Intellectuals and people who analyse literary texts certainly get short shrift in Pratchett’s fiction: he appears both to celebrate books and reading while dismissing those who seem to prefer books to ‘real life’. In fact, this attitude is not as anti-intellectual as it seems. Nijel the Destroyer may be mocked, but the book’s villain is Coin, who orders the Library’s destruction. The wizards of Unseen University, whose main preoccupations are squabbling with their colleagues and gaining the best seats at the meal-tables, are comic figures whose joy lies in how closely they adhere to the stereotype of ‘bumbling academics’ but the greatest danger to society lies in people like Fred Colon of the Watch, educated at ‘the School of My Dad Always Said, the College of It Stands to Reason, and . . . the University of What Some Bloke In the Pub Told Me’. Fortunately for the wizards, they have the Librarian.
A spiritual forebear of Pratchett’s Librarian might be Shiyali Ramanrita Ranganathan (1892-1972), who was the first Librarian of the University of Madras. As well as taking library classification further into L-space by devising a ‘faceted’ classification scheme called Colon Classification.[i] Ranganathan also devised the ‘Five Laws of Library Science’:
Books are for use.
Every Reader his book.
Every book its reader.
Save the time of the reader.
[The] Library is a growing organism
The Librarian is an example of Ranganathan’s contention that librarianship is a service. He serves his clients and defends his library. In Jingo he fulfils Ranganathan’s Second Law, handing over to the policeman Sam Vimes the book on Klatch that he requested: ‘It paid to look at any book the orangutan gave you. He matched you up to books’. The irony of the fact that he communicates through sign language and a single sound (‘ook’) which can mean anything he chooses it to mean[ii] is not lost upon the reader, nor his fellow-characters. His skill, however, is to mediate between knowledge-seeker and sought knowledge. The complexities of L-Space reduce, in the end, to the simple matter of the right piece of information arriving to the right person at the right time.

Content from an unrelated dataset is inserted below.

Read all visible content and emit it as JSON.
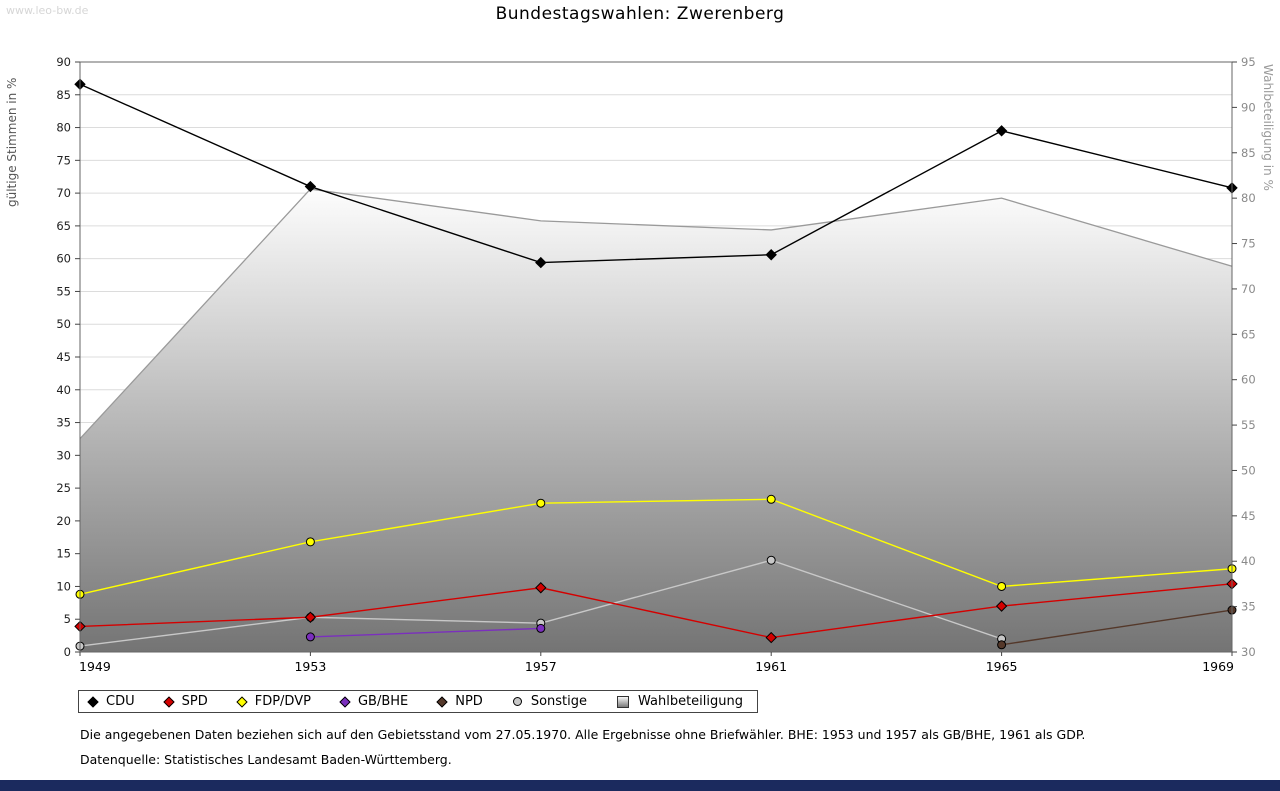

Terry Pratchett partly came about because, as a librarian, I felt that he had got librarianship right – even the ridiculous things about us. If that also make me one of the ‘Critters’ inhabiting L-space ‘grazing on the contents of the choicer books and leaving behind them piles of small slim volumes of literary criticism’, I think I can live with that..
[i] No relation to Fred.
[ii] One of the joys of reading Pratchett is that you are always discovering new wordplays and evidence that he is a lot cleverer than you are. It took me thirty years to realise that The Librarian’s most common utterance (‘ook’) is three-quarters of the word ‘book’.
Andy Sawyer is an Honorary Senior Research Fellow in the Department of English at the University of Liverpool. He was formerly the Science Fiction Collections Librarian at the University of Liverpool Library and Director of the MA in Science Fiction Studies.